She kept struggling to speak for the longest time, her body going to shudders but she was yet to shed any tear. I handed her a glass of water, rubbing my hand over her back, feeling fucking useless.

I was going to murder that motherfucker. I didn't know how to console her so I allowed her to talk it out, So she could move on.

"He was my best friend, Gian..." She hiccuped, her voice turned hoarse. Her giddy eyes became haunted, she gasped for air. I have seen this look on a lot of people in my life but it never bothered me before. I grasped her chin a little harshly to shift her distant gaze to land on me. She looked at me like the younger Zara from 2 years ago, who had drained of all her hopes.

"My brother. He never made fun of me when I had to use training wheels for cycling. He chose me first in games, even when I was a weakling. He taught me how to play Xbox. He was so patient with me. I couldn't just push him..." She finally let tears fall. Her body started to burn up, giving signs of fever.

"T-then... he whispered in my ear that he had wanted me for as long as he could remember and had imagined me while fucking other girls. That broke me, Gian. I was his sister how could he think about me like that. He was only acting on it then because my friends had told him we weren't related. I was so repulsed by him. I was so weak. I tried to push him off but he wasn't having it. So I screamed as loud as I could. I don't even remember who intervened." She shrilled. Blood rushed between my ears, my hearing rang with the sound of numbness.

On a whim, Zara violently began to wipe her mouth and neck from the back of her hand. Remembering the places where he must have touched and kissed her.

I caged her wrists in one hand then held the back of her head, turning her face to look at me. "You are brave, Principessa. So fucking brave. It is difficult to do the right thing when it goes against the people you love and have known for your whole life. He broke that trust, Zara." I kissed her lips, trailing to her neck and the places she had tried to wipe off. I licked and sucked on her skin removing his ghost touch that still haunts her.

"You did the right thing, Zara. He shouldn't have felt that way about you. Ever. And especially not acted over it after finding he wasn't related to you. It was a fucking douchy move."

"But others didn't see it like that." She whimpered, crying again.

"What the fuck did they do to you?" I growl, my grip on her hand tightened. I saw fucking red. I know what high schoolers are capable of.

"They gave me that dreadful high school experience, Gian. Everyone's feelings were hurt to see their heartthrob get rejected. I was shunned and ridiculed by them. They taunted me. Said things about... I was not allowed to sit anywhere in the cafeteria."

"I took every chance I had to go with my parents. To bury my head in the sand.." She chuckled.

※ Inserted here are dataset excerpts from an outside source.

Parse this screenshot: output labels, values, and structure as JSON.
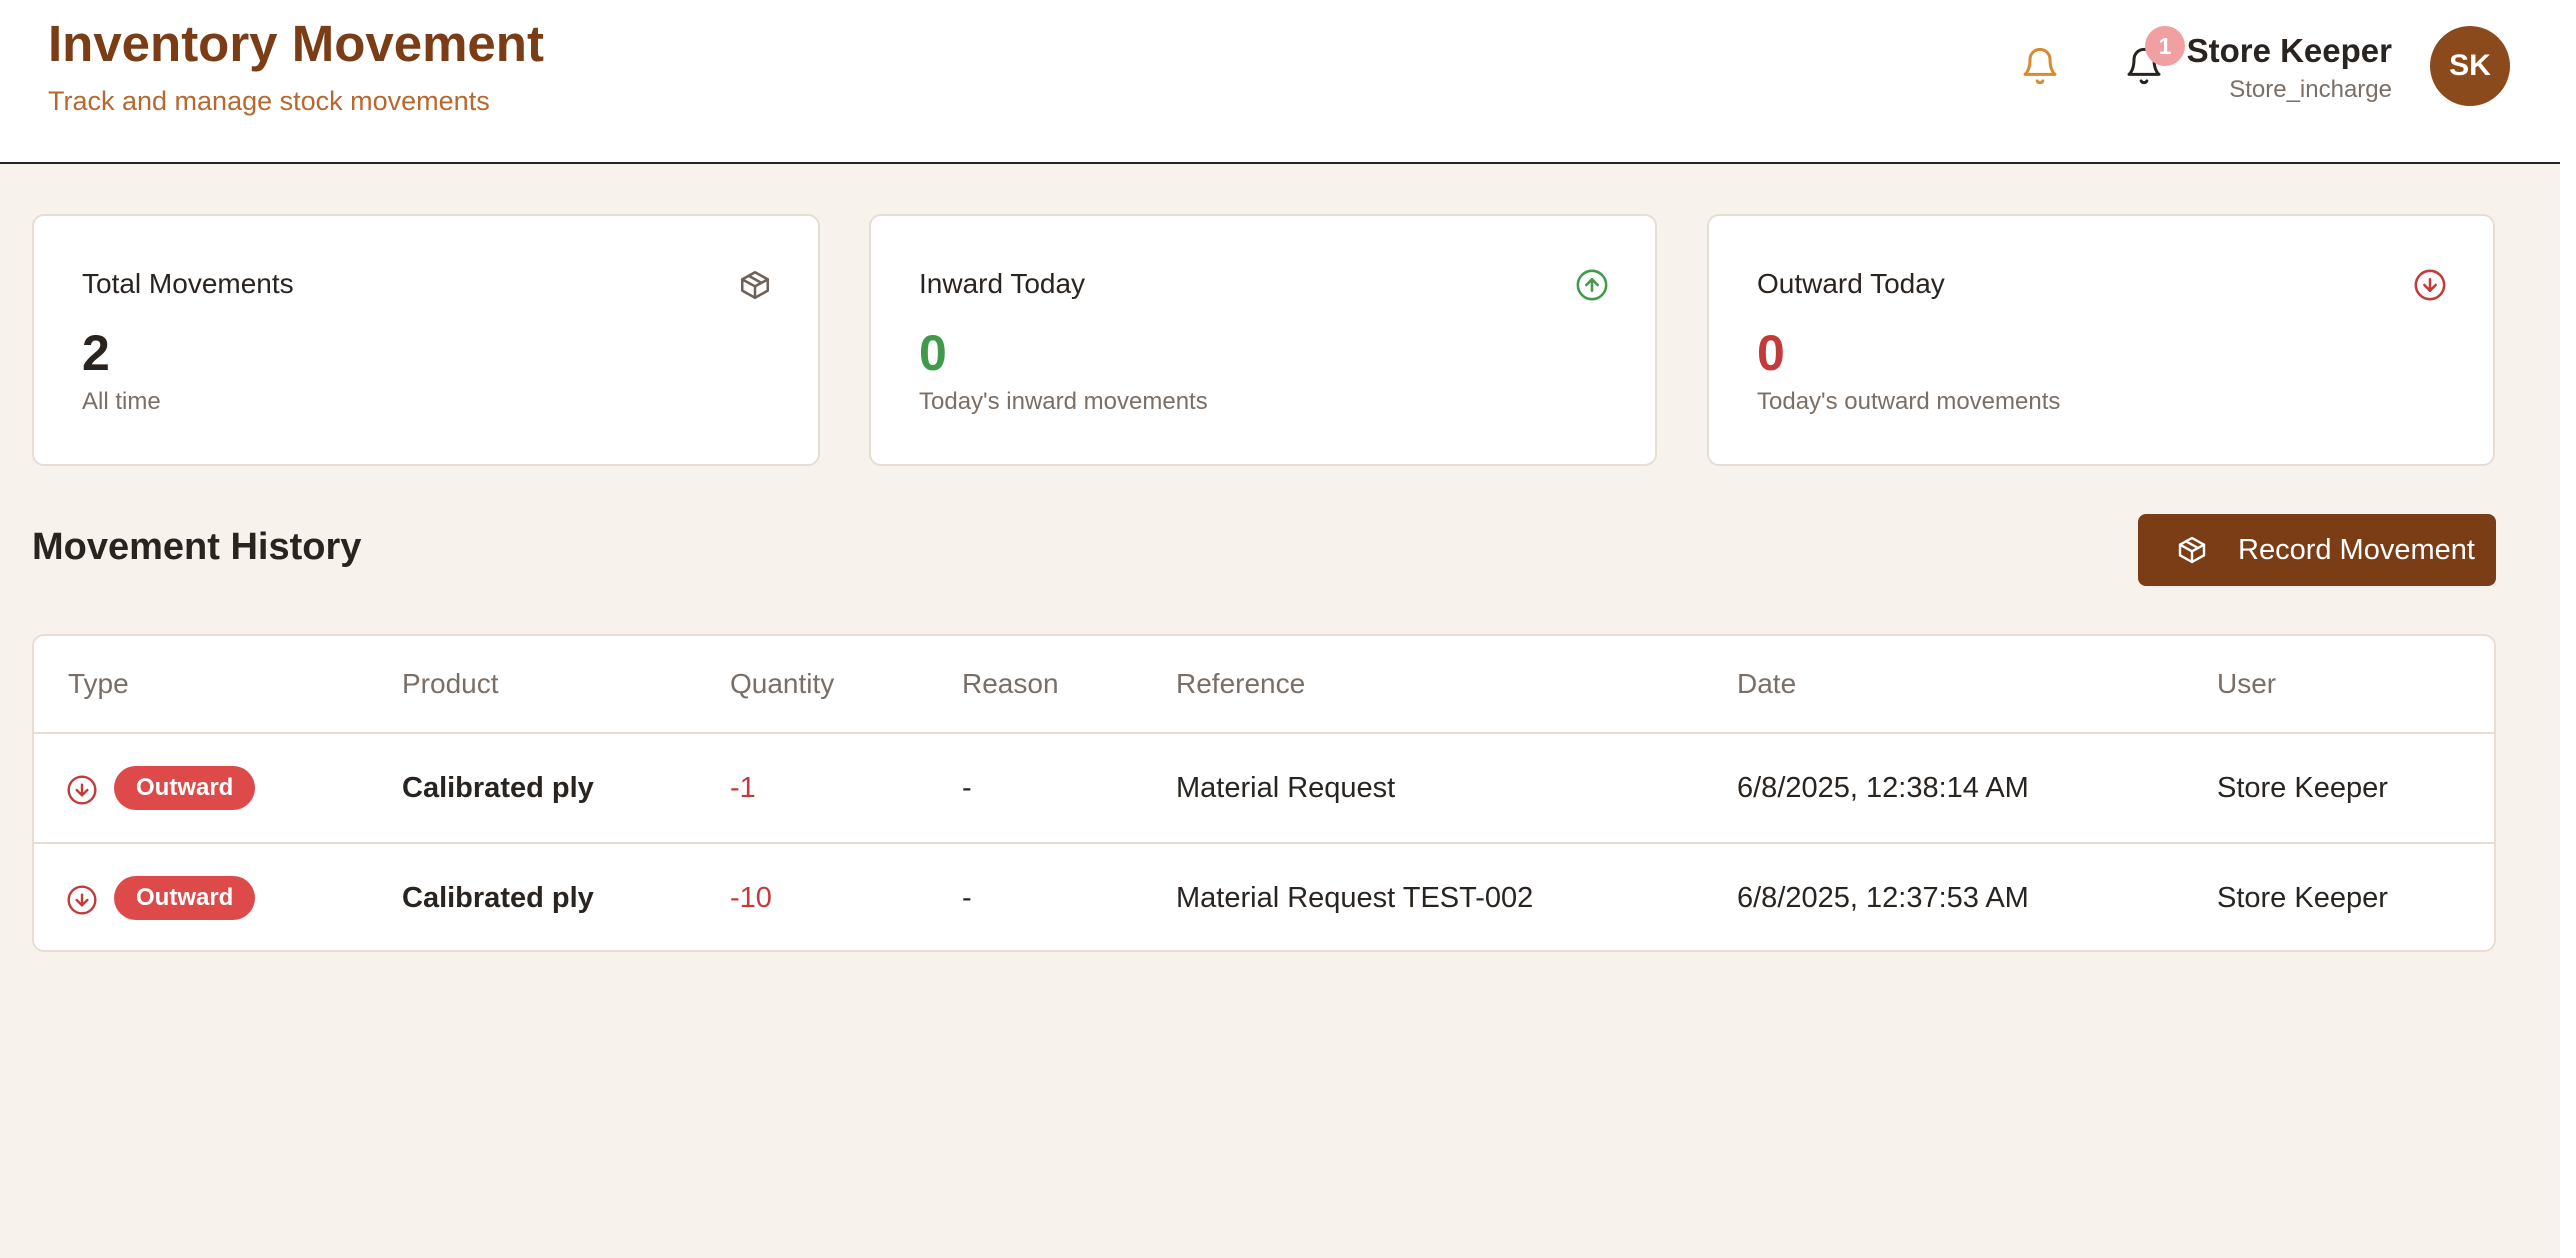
{
  "header": {
    "title": "Inventory Movement",
    "subtitle": "Track and manage stock movements",
    "notification_count": "1",
    "user": {
      "name": "Store Keeper",
      "role": "Store_incharge",
      "initials": "SK"
    }
  },
  "stats": [
    {
      "label": "Total Movements",
      "value": "2",
      "hint": "All time",
      "icon": "package-icon",
      "color": "#2a2420"
    },
    {
      "label": "Inward Today",
      "value": "0",
      "hint": "Today's inward movements",
      "icon": "arrow-up-circle-icon",
      "color": "#3f9a4a"
    },
    {
      "label": "Outward Today",
      "value": "0",
      "hint": "Today's outward movements",
      "icon": "arrow-down-circle-icon",
      "color": "#c43a3a"
    }
  ],
  "history": {
    "title": "Movement History",
    "record_button": "Record Movement",
    "columns": [
      "Type",
      "Product",
      "Quantity",
      "Reason",
      "Reference",
      "Date",
      "User"
    ],
    "rows": [
      {
        "type": "Outward",
        "product": "Calibrated ply",
        "quantity": "-1",
        "reason": "-",
        "reference": "Material Request",
        "date": "6/8/2025, 12:38:14 AM",
        "user": "Store Keeper"
      },
      {
        "type": "Outward",
        "product": "Calibrated ply",
        "quantity": "-10",
        "reason": "-",
        "reference": "Material Request TEST-002",
        "date": "6/8/2025, 12:37:53 AM",
        "user": "Store Keeper"
      }
    ]
  },
  "colors": {
    "brand": "#7a3d16",
    "accent": "#b8672e",
    "inward": "#3f9a4a",
    "outward": "#c43a3a",
    "background": "#f7f3ec"
  }
}
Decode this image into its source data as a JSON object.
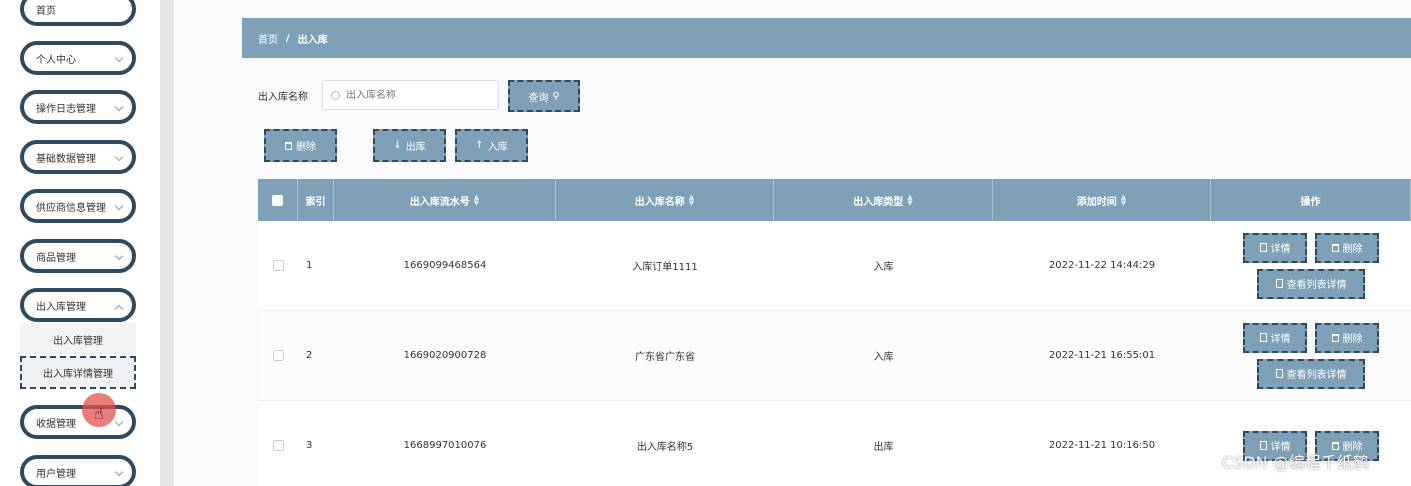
{
  "sidebar": {
    "items": [
      {
        "label": "首页"
      },
      {
        "label": "个人中心"
      },
      {
        "label": "操作日志管理"
      },
      {
        "label": "基础数据管理"
      },
      {
        "label": "供应商信息管理"
      },
      {
        "label": "商品管理"
      },
      {
        "label": "出入库管理"
      },
      {
        "label": "收据管理"
      },
      {
        "label": "用户管理"
      }
    ],
    "submenu": [
      {
        "label": "出入库管理"
      },
      {
        "label": "出入库详情管理"
      }
    ]
  },
  "breadcrumb": {
    "home": "首页",
    "separator": "/",
    "current": "出入库"
  },
  "search": {
    "label": "出入库名称",
    "placeholder": "出入库名称",
    "value": "",
    "button": "查询"
  },
  "actions": {
    "delete": "删除",
    "out": "出库",
    "in": "入库"
  },
  "table": {
    "headers": [
      "索引",
      "出入库流水号",
      "出入库名称",
      "出入库类型",
      "添加时间",
      "操作"
    ],
    "rows": [
      {
        "index": "1",
        "serial": "1669099468564",
        "name": "入库订单1111",
        "type": "入库",
        "time": "2022-11-22 14:44:29"
      },
      {
        "index": "2",
        "serial": "1669020900728",
        "name": "广东省广东省",
        "type": "入库",
        "time": "2022-11-21 16:55:01"
      },
      {
        "index": "3",
        "serial": "1668997010076",
        "name": "出入库名称5",
        "type": "出库",
        "time": "2022-11-21 10:16:50"
      }
    ],
    "row_actions": {
      "detail": "详情",
      "delete": "删除",
      "list_detail": "查看列表详情"
    }
  },
  "watermark": "CSDN @编程千纸鹤",
  "colors": {
    "accent": "#7fa1b8",
    "border": "#2e4a60"
  }
}
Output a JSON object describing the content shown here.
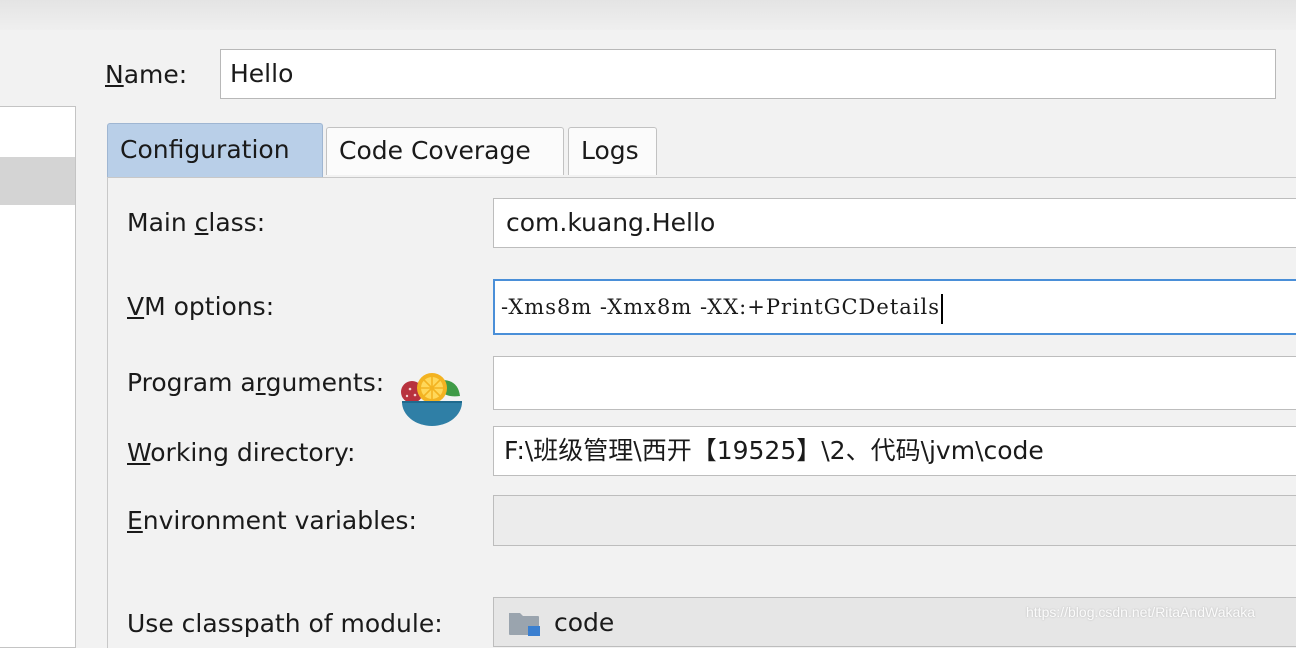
{
  "name": {
    "label_mnemonic": "N",
    "label_rest": "ame:",
    "value": "Hello"
  },
  "tabs": [
    {
      "label": "Configuration",
      "active": true
    },
    {
      "label": "Code Coverage",
      "active": false
    },
    {
      "label": "Logs",
      "active": false
    }
  ],
  "fields": {
    "main_class": {
      "label_before": "Main ",
      "label_mnemonic": "c",
      "label_after": "lass:",
      "value": "com.kuang.Hello"
    },
    "vm_options": {
      "label_before": "",
      "label_mnemonic": "V",
      "label_after": "M options:",
      "value": "-Xms8m -Xmx8m -XX:+PrintGCDetails"
    },
    "program_arguments": {
      "label_before": "Program a",
      "label_mnemonic": "r",
      "label_after": "guments:",
      "value": ""
    },
    "working_directory": {
      "label_before": "",
      "label_mnemonic": "W",
      "label_after": "orking directory:",
      "value": "F:\\班级管理\\西开【19525】\\2、代码\\jvm\\code"
    },
    "environment_variables": {
      "label_before": "",
      "label_mnemonic": "E",
      "label_after": "nvironment variables:",
      "value": ""
    },
    "classpath_module": {
      "label": "Use classpath of module:",
      "value": "code",
      "icon": "module-folder-icon"
    }
  },
  "overlay_icon": "salad-bowl-icon",
  "watermark": "https://blog.csdn.net/RitaAndWakaka",
  "colors": {
    "active_tab": "#b9cfe8",
    "focus_border": "#4a8fd8",
    "folder": "#9aa4ae"
  }
}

"I stayed clear of Noah's family. But my own parents were out to torture me emotionally. They again started to bring up Lara's name in every conversation. I simply answered that I didn't wanna meet that woman who had abandoned me and they called me heartless, Gian." She bawled.

"I thought it will die down after summer break. I was wrong, all hell broke loose on me. They had the entire summer to prepare. The taunts turned vicious. Whisper turned out into loud accusations. And when our team lost the first match of the school year... I was surprised, I came out physically unharmed. Because I was blamed instead of Noah's alcohol obsession he had grown accustomed to that summer. Not because he was heartbroken, I used to stop him from stealing bottles from my uncle's bar. Never talked to him if he raked off alcohol around me."

"The final nail in the coffin was the presentation we all were supposed to give. The crowd... the things they were saying. I panicked, I had an anxiety attack and I vomited... in front of everyone. In the middle of the stage. It went viral."